CBS Reporter Calls Congresswoman's Campaign Loan Setup Similar to 'Mafia' Scheme

CBS Reporter Calls Congresswoman's Campaign Loan Setup Similar to 'Mafia' Scheme

CBS’s 60 Minutes confronted Congresswoman Grace Napolitano (D-CA) about $150,000 she loaned to her campaign in 1998 at an astounding 18% interest rate, likening the profit margin to organized crime. 

The Sunday night news program showed investigative reporter Steve Kroft asking Napolitano about the loan; he responded that the banks would not lend her money because she was a Hispanic woman, so she had to withdraw $150,000 from an investment account and lend it to her campaign.

Kroft later questioned why she would charge 18% interest, saying, “That’s what the Mafia gets.”

“It isn’t like I’ve really profited,” Napolitano responded. “I still live in the same house.
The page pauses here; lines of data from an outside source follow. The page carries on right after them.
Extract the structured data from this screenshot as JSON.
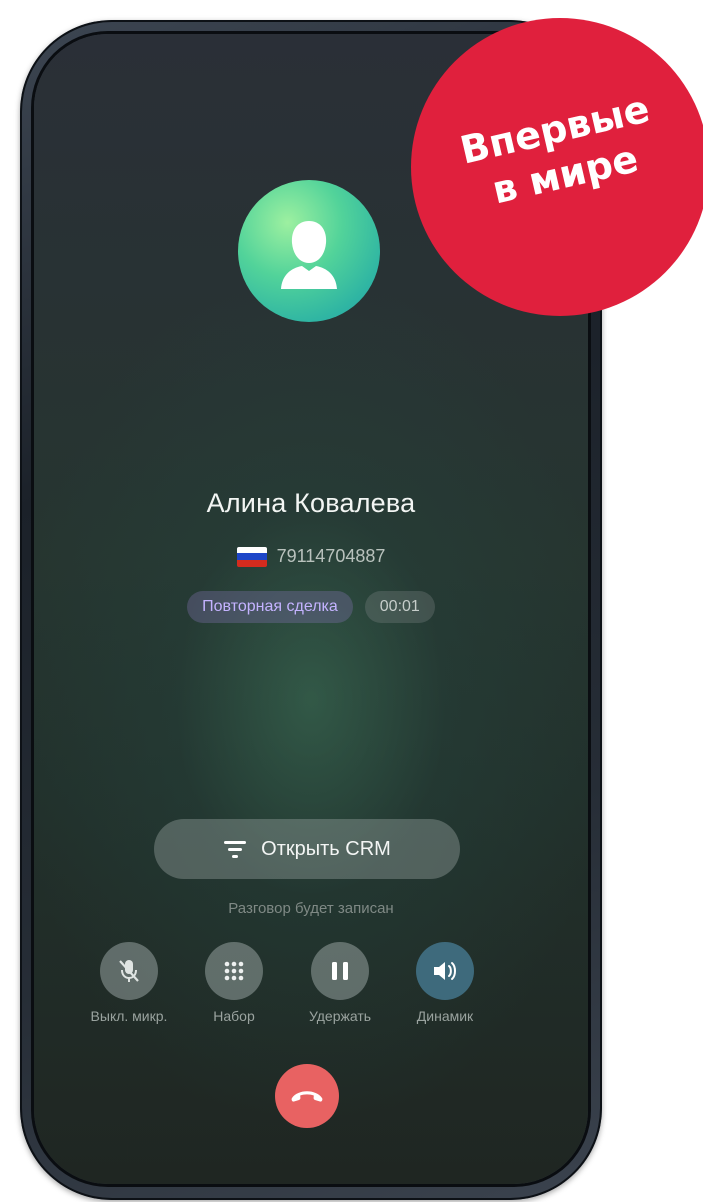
{
  "contact": {
    "name": "Алина Ковалева",
    "phone": "79114704887",
    "flag_colors": [
      "#ffffff",
      "#1e46c8",
      "#d52b1e"
    ]
  },
  "badges": {
    "deal": "Повторная сделка",
    "timer": "00:01"
  },
  "crm_button": {
    "label": "Открыть CRM",
    "icon": "filter-icon"
  },
  "record_note": "Разговор будет записан",
  "controls": [
    {
      "label": "Выкл. микр.",
      "icon": "mic-off-icon",
      "active": false
    },
    {
      "label": "Набор",
      "icon": "keypad-icon",
      "active": false
    },
    {
      "label": "Удержать",
      "icon": "pause-icon",
      "active": false
    },
    {
      "label": "Динамик",
      "icon": "speaker-icon",
      "active": true
    }
  ],
  "hangup": {
    "icon": "hangup-icon",
    "color": "#e86262"
  },
  "promo": {
    "line1": "Впервые",
    "line2": "в мире",
    "color": "#e0203d"
  }
}
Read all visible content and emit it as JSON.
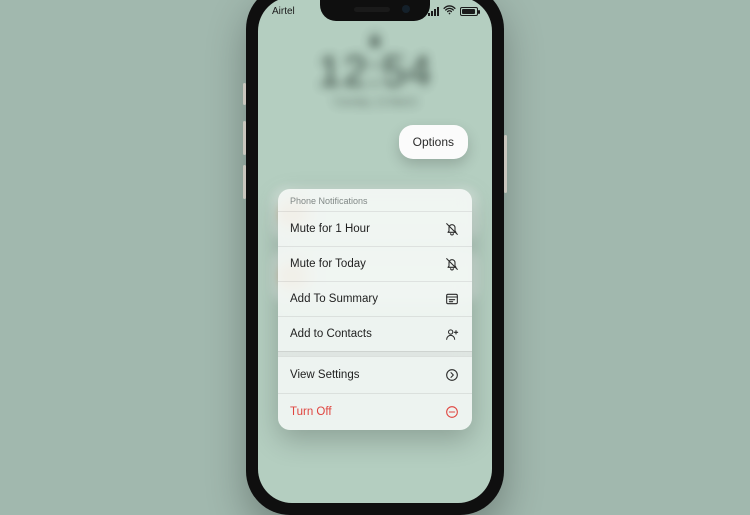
{
  "statusbar": {
    "carrier": "Airtel"
  },
  "lockscreen": {
    "time": "12:54",
    "date": "Tuesday, 13 March"
  },
  "options_pill": {
    "label": "Options"
  },
  "sheet": {
    "header": "Phone Notifications",
    "items": {
      "mute_hour": {
        "label": "Mute for 1 Hour"
      },
      "mute_today": {
        "label": "Mute for Today"
      },
      "summary": {
        "label": "Add To Summary"
      },
      "contacts": {
        "label": "Add to Contacts"
      },
      "settings": {
        "label": "View Settings"
      },
      "turn_off": {
        "label": "Turn Off"
      }
    }
  },
  "colors": {
    "destructive": "#e0443f"
  }
}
I drive a small car. I am not a billionaire, or a millionaire, for that matter.”

Government Accountability Institute (GAI) President and Breitbart News Senior Editor-at-Large Peter Schweizer also appeared on 60 Minutes, and his new book Extortion: How Politicians Extract Your Money, Buy Votes, and Line Their Own Pockets, explores how  politicians like Napolitano take advantage of loopholes in campaign finance laws.

“I think Napolitano’s claim that she couldn’t get a loan, because she’s Hispanic or she’s a woman is ridiculous because no politician can get a loan for their campaign. It’s against the law for banks to make those loans,” Schweizer told Breitbart News. “It doesn’t matter if you’re male or female–black, white, red, yellow, or green, you’re not going to get those types of loans. It’s complete subterfuge on her part.”

Schweizer explained, “In the case of Napolitano, she went 20 years. She carried that loan for 20 years. That’s how she made so much money in interest. She was charging 18 percent in interest.”

“The first loan came in 1998 and she didn’t pay it off until 20 years later, so that’s why she made hundreds of thousands of dollars in interest payments,” he added.

Similar to a political annuity, Schweizer describes the issue as a guaranteed investment. “You know you’re going to get a return on your investment, because you’re going to get contributors to give to your campaign and then you’re putting the interest in your pocket,” he says, noting that Napolitano went up to the limit one can charge for interest on a loan and could have paid off the 1998 loan already in full.

“It’s ridiculous. She could have very well, if you look at the campaign records, paid off that loan in full. They chose not to, because for every one hundred dollars that her campaign took in, eighteen dollars of that was going into her pocket, that’s what was so stunning about that.”